2020

In this research stage, porous bilayer Pd/ZnO films were deposited by means of the laser ablation method in various experimental conditions, using a laser with picosecond (ps) pulse durations.
First, single layer ZnO and Pd films were deposited in an oxygen and argon atmosphere, respectively. The morphology of these films was then investigated in order to establish the deposition conditions which lead to film properties suitable for the sensor. After the set of single layer depositions, bilayer Pd/ZnO thin film depositions were made in different experimental conditions: various wavelengths, power densities, gas pressures and deposition geometries (different target-substrate distances).
The deposition of the films was made by PLD since this method has the advantage of ensuring good control of the film porosity, which is of the utmost importance for good sensor response.
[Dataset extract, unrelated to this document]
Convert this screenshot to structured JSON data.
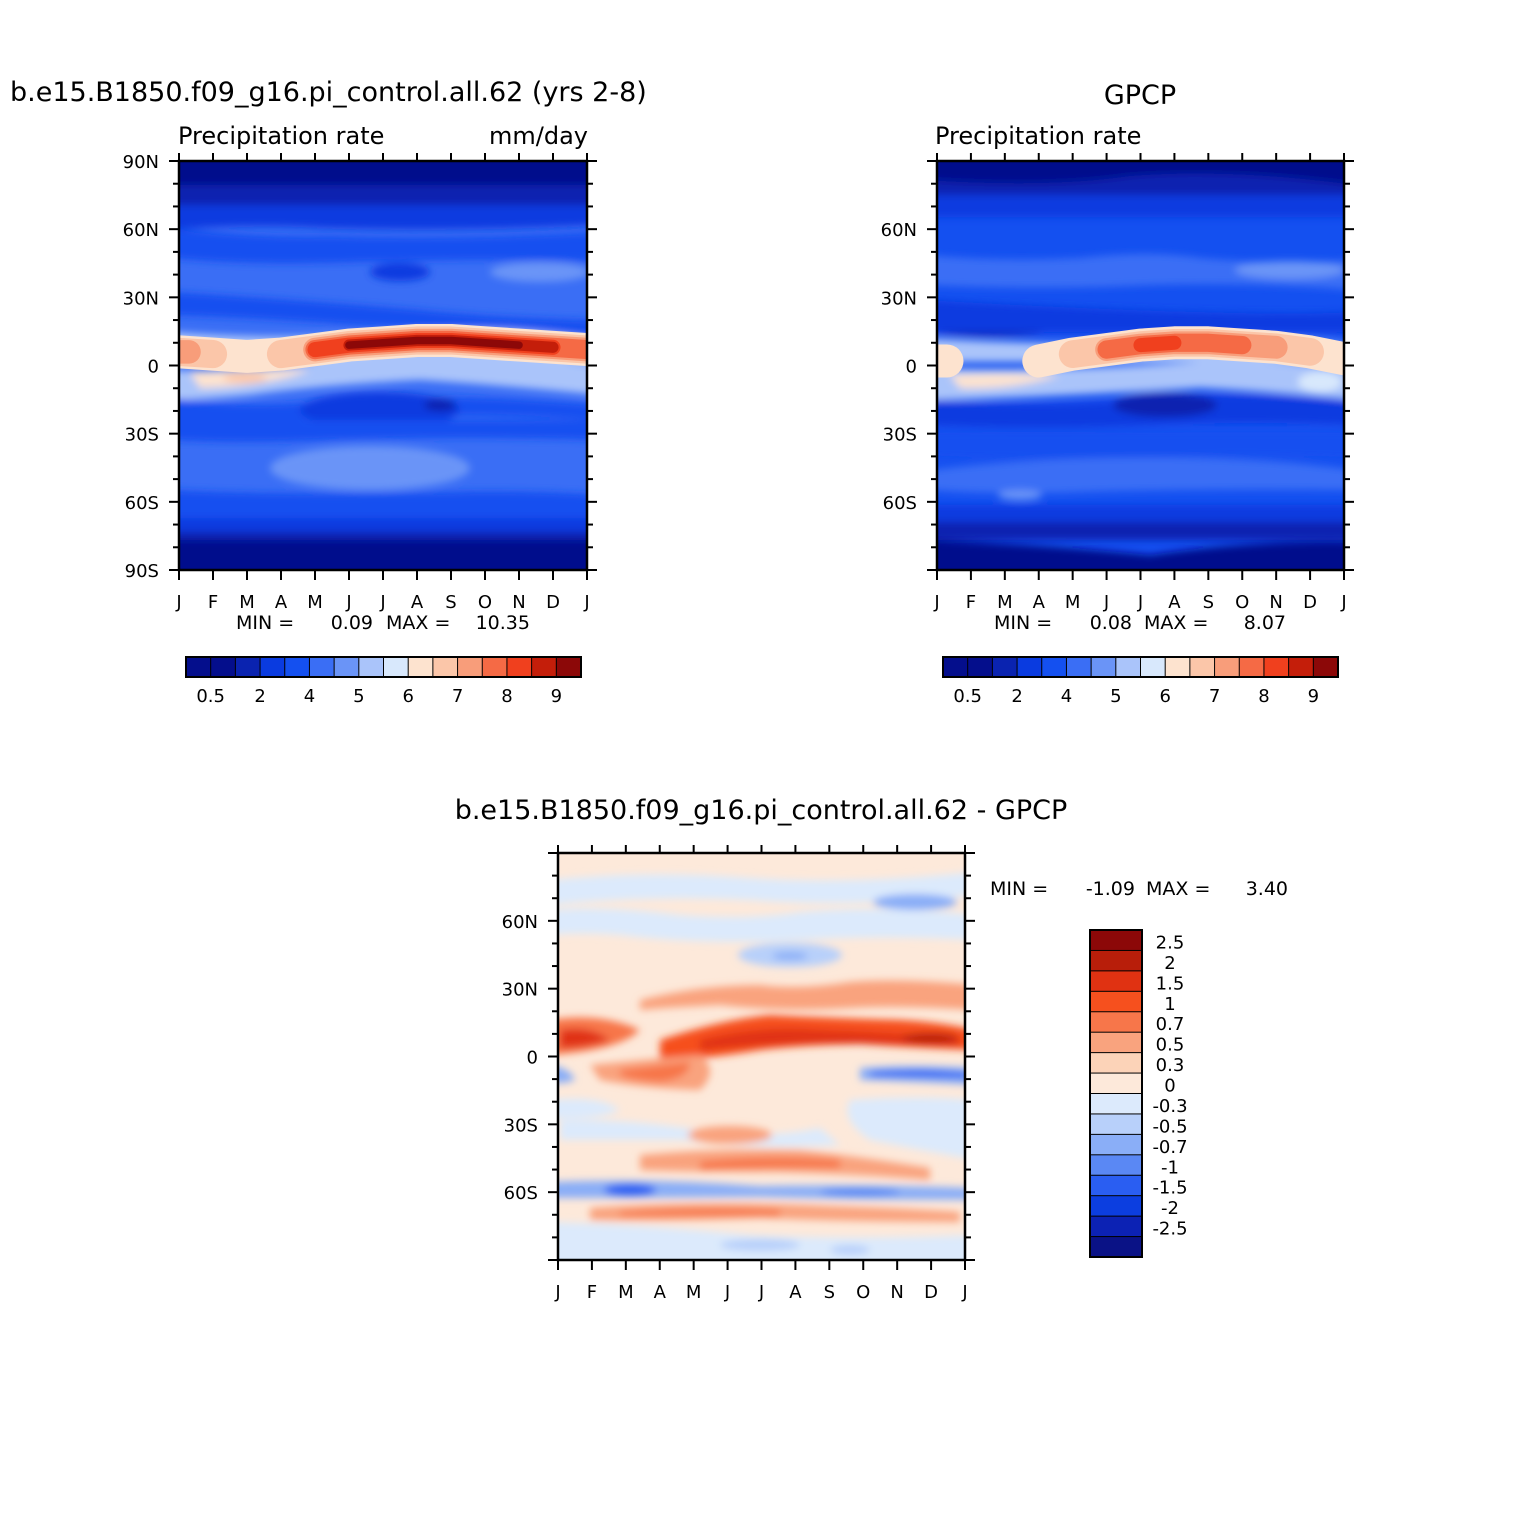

The depositions were made both onto quartz and onto silicon substrates for analysis.

2021

The aim of this stage of the project consists in the morpho-structural and acousto-electrical characterization of the bilayer porous Pd/ZnO films deposited by PLD (Pulsed Laser Deposition). The films were morphologically characterized by scanning electron microscopy (SEM) and by profilometry in order to determine roughness. The structure of the films was analysed by X-ray diffraction (XRD). From a compositional point of view, Pd/ZnO films were characterized by energy dispersive X-ray spectroscopy (EDS). The acousto-electrical properties of the films were also determined. It has been observed that the gas pressure, the laser power and the pulse duration are the parameters of the sensitive films that strongly influence the morphology. The degree of porosity of the films increases with deposition pressure and laser power. Depositions made with a laser with ps pulse duration are more porous than those using a ns laser. There was an increase in roughness as the gas pressure increased. X-ray diffraction for ZnO indicated that the stoichiometry of the oxide target was maintained. EDS maps confirmed the uniformity of ZnO and Pd deposits for bilayer films. By determining the conductivity of the Pd films, it was confirmed that the acousto-electrical properties are influenced by the degree of porosity of the films: the more porous the films, the lower the conductivity. From the analysis of the signal-to-noise ratio, it was observed that with the increase of the deposition pressure from 100 to 700 mTorr, the noise level doubles. The activities of this research stage have thus been fulfilled, and the premises for the realization of the next stage of the project have been created.

2022

In order to attain the objectives of the project, some of the films which were deposited and studied in previous stages were deposited onto SAW sensors and tested using various H2 concentrations. The films chosen for the tested sensors had morphologies that presented clear differences in morphology, as revealed by SEM images. The film deposition conditions which were varied were gas pressure in the deposition chamber, and laser wavelength. Sensor performances are not only evaluated based on sensitivity and LOD (limit of detection), but also based on response and recovery times, selectivity, reproducibility, repeatability, as well as stability to environmental factors. Taking all these characteristics in consideration, depending on the application considered, we can establish the optimum deposition conditions for the sensor. For example, in the case of H2 sensors, in addition to LOD and selectivity, response time is extremely important, since H2 molecules are very small and spread quickly in the environment and in various materials. In order to achieve validation in laboratory conditions, the components of the sensitive SAW platform were integrated and tested at temperatures between 20 and 40 °C, humidity of 20 to 80 %, and H2 concentrations between 0.2 and 2%.